The 8.8-versus-9.8 gap comes down to one CVSS metric: privileges required. NVD rated it “low,” which caps the score at 8.8. The discoverer’s position, backed by a working exploit, is that no privileges are required, which would make it 9.8. The KEV catalog’s prose inherited the “authenticated” framing. So you have authoritative-sounding sources pointing in different directions, and a defender skimming the NVD number could reasonably conclude this bug needs an attacker to already have a foothold, and slot it below the unauthenticated criticals.

That conclusion would be wrong, and the way to avoid it generalizes into a triage rule worth adopting:

  • When sources disagree about whether a bug needs authentication, default to the unauthenticated interpretation until you’ve confirmed otherwise. The cost of treating an authenticated bug as unauthenticated is a slightly-too-fast patch. The cost of treating an unauthenticated bug as authenticated is leaving a pre-auth RCE in your “needs a foothold first, lower priority” bucket while it’s being mass-exploited. Those risks are not symmetric.
  • The CVSS base score is an input, not a verdict. It’s computed from a vector that someone chose, and the choices can be conservative, contested, or simply wrong for your environment. A bug that’s 8.8 on paper because of a debatable PR:L can be a 9.8 in practice.
  • Read the researcher’s writeup, not just the database entry. The people who found the bug usually describe the actual exploitation conditions in detail. For CVE-2023-40044, Assetnote’s analysis made the unauthenticated reality plain, even where the aggregated metadata blurred it.
  • Official descriptions lag and inherit errors. The KEV text and the NVD vector are maintained by people working from limited information under time pressure. They’re valuable and they’re not infallible, especially on the auth/no-auth distinction that matters most for prioritization.

What to do

  • Patch WS_FTP Server to 8.7.4 or 8.8.2 or later. Given it’s a publicly-exploited, ransomware-flagged RCE that is in practice unauthenticated, treat it as critical regardless of the 8.8 label.
  • Get the WS_FTP web interface and Ad Hoc Transfer module off the internet if you don’t need them exposed, and disable the Ad Hoc Transfer module if it’s unused. The exposed web component is what makes the bug reachable.
  • Assume compromise on long-exposed, unpatched instances. With a PoC out since late September 2023, an internet-facing server that lagged on patching should be investigated for web shells, unexpected child processes of the IIS/WS_FTP worker, and outbound connections.
  • Encode the triage rule into your process. When you assess a new CVE, explicitly check whether the authentication requirement is settled. If the database says authenticated but a credible researcher demonstrates otherwise, prioritize as unauthenticated and note the discrepancy.

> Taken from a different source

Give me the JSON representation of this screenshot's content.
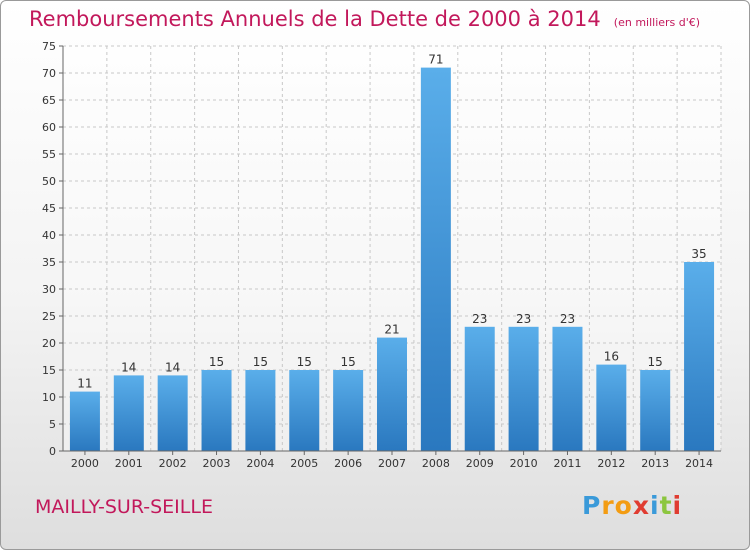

The reframe is about where authority actually lives in vulnerability data. The KEV catalog and NVD are the right starting points, and you should track both, but they aggregate and simplify, and on the single most important triage question, whether an attacker needs to log in first, they’re sometimes wrong. CVE-2023-40044 is a clean example: scored and described as if it needed authentication, exploited in the wild without any. Plan around the exploit reality, not the metadata, and when the two disagree, give the attacker the benefit of the doubt. We read the researcher writeups behind the catalog entries for exactly these cases, because the difference between “authenticated” and “not” is the difference between a patch that can wait and one that can’t.